Clínica Esperanza/Hope Clinic offers primary medical care to Rhode Island residents without health insurance, with an emphasis on Spanish-speaking and culturally-accustomed care. One evening per week, medical students host a primary care clinic to serve these patients. The Women’s Clinic seeks to address unmet reproductive and gynecologic health care needs of patients at Clínica Esperanza. Every year, more than 50 medical volunteers (faculty and students) volunteer at the clinic.

Rhode Island Medical Navigator Partnership: Medical students and faculty work with other professionals in health care, social work and law to partner with individuals experiencing homelessness by supporting and advocating for their multidimensional health care and social service needs.

Opening in 2022, two new health clinics in Central Falls public schools are made possible with support from The Warren Alpert Foundation and the Warren Alpert Medical School. The unique operating model for the clinics embeds an interdisciplinary medical and behavioral health team into a school-based health center to provide daily, immediate care as well as preventive, urgent and chronic disease management to children and faculty. By establishing these school-based clinics that promote students’ academic success in underserved communities, Brown reflects a commitment to building a comprehensive pipeline for these students to pursue careers as health care professionals.

AMS Immigrant Rights Coalition is a medical student group that works with undocumented, refugee, asylee, and other immigrant communities to address issues affecting their health and well-being.

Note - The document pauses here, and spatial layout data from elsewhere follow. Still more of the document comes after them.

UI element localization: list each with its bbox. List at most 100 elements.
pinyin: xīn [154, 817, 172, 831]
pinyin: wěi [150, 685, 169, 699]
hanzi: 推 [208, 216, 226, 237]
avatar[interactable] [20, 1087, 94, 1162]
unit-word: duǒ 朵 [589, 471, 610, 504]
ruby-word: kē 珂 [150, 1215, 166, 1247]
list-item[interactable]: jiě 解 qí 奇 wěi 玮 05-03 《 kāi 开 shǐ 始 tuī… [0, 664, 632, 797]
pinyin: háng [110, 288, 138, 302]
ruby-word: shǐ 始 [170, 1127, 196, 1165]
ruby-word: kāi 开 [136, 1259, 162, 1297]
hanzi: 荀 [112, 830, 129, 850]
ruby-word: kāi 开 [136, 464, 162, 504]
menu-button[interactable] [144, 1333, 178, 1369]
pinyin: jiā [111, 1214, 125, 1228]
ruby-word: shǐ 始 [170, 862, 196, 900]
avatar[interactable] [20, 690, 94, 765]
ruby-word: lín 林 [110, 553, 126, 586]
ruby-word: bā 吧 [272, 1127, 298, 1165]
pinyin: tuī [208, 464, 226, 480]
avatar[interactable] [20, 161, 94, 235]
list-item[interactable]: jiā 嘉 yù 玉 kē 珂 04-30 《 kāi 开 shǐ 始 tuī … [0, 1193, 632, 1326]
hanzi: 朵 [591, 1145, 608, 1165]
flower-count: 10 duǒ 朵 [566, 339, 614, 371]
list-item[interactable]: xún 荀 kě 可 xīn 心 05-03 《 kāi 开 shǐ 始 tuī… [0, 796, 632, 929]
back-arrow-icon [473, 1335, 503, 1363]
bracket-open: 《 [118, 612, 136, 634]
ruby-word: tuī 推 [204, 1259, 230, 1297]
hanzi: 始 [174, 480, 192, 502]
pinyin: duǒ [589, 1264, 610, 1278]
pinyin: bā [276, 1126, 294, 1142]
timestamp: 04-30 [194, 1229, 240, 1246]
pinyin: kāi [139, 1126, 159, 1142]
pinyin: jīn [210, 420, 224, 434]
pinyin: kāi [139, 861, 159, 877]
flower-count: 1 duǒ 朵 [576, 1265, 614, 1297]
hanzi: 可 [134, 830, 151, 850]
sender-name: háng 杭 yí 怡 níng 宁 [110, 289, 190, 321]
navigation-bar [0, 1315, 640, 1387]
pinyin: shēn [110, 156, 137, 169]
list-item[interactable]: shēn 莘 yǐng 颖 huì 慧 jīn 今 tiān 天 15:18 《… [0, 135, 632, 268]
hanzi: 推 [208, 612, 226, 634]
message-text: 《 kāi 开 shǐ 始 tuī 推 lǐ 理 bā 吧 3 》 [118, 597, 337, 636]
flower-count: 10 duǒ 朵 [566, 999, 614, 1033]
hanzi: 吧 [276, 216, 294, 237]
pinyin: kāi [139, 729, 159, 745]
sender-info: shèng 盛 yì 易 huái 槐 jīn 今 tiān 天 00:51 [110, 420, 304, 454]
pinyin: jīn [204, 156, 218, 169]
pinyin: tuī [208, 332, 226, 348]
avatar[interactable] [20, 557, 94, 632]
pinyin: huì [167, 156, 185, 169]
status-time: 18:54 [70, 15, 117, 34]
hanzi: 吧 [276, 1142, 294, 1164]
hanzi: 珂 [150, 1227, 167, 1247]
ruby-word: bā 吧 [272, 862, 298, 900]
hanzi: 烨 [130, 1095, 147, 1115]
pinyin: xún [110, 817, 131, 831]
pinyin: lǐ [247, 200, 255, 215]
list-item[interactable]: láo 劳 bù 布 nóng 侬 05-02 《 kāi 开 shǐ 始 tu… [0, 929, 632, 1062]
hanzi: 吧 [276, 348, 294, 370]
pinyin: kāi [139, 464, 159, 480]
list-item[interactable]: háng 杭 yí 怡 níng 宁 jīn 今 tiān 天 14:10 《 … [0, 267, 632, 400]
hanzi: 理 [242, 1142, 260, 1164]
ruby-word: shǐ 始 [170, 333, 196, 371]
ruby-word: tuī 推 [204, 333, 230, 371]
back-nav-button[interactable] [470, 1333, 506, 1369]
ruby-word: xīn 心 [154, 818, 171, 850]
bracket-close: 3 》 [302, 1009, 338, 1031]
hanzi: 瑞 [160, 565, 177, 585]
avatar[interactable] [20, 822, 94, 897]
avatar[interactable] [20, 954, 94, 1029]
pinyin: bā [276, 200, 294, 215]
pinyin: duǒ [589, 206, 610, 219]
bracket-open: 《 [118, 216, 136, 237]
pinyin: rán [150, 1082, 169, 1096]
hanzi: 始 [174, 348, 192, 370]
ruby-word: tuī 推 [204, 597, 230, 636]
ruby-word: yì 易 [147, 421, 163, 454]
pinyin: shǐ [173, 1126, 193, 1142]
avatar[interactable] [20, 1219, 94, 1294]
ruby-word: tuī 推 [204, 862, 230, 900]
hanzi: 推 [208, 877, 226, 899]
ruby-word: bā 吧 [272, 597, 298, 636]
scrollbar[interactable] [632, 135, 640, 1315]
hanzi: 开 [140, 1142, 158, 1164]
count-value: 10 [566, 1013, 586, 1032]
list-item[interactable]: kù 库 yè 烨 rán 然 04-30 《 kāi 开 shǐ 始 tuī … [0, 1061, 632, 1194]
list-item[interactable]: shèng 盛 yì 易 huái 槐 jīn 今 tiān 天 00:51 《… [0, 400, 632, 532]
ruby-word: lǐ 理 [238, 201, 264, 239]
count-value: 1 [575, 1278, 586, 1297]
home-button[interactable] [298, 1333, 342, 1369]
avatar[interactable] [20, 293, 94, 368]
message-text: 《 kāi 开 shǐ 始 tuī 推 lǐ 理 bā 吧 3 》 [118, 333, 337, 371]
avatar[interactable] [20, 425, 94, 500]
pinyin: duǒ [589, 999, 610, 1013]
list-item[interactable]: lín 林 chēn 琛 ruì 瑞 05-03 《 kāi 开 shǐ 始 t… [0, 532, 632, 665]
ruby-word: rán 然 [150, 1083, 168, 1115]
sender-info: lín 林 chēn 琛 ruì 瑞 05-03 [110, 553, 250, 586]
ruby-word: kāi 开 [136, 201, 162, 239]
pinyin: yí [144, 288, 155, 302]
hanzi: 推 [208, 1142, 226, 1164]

Brown Human Rights Asylum Clinic is a medical student-led organization affiliated with Physicians for Human Rights that collaborates with medical and mental health clinicians, lawyers and community organizations to provide pro bono medical affidavits to undocumented individuals seeking legal status in the United States.  

Sex Ed by Brown Med students provide interactive and engaging lessons on sexual health topics at Calcutt Middle School in Central Falls, an area that has been flagged by the CDC as an area needing school-based HIV/STD Prevention and School Based Surveillance. Calcutt is the only public middle school in Central Falls, so the majority of teenagers in the area will at some point matriculate through this program. Despite having the seventh highest teen pregnancy rate in the US, Rhode Island has no formalized sexual education course for its middle or high school students.

Teddy Bear Clinic runs wellness events that educate underserved children in Providence and the surrounding areas about a variety of healthy habits, including normalizing visits to the doctor's office. 

Brown Agriculture Nutrition and Community Health (BrANCH) volunteers assist in the planting, maintenance and education around the expanded green spaces at Elizabeth Baldwin Elementary in Pawtucket, RI. BrANCH collaborates with Baldwin and Brown Family Medicine residents and staff to ensure students learn about the sources of their food, the nutritional value of fresh produce, and the role of green spaces in personal and community health. 

BrainStation is an interactive, scientific, student development workshop taught and led by Brown medical and graduate students designed to bring the study of the brain to children in elementary school. BrainStation’s mission is to increase awareness of the brain and mental illness by educating young schoolchildren.


The vision for bringing Brown together in collaboration with the Care New England and Lifespan health systems to create an integrated academic health system will create significant new opportunities for strengthening population health serving Rhode Island.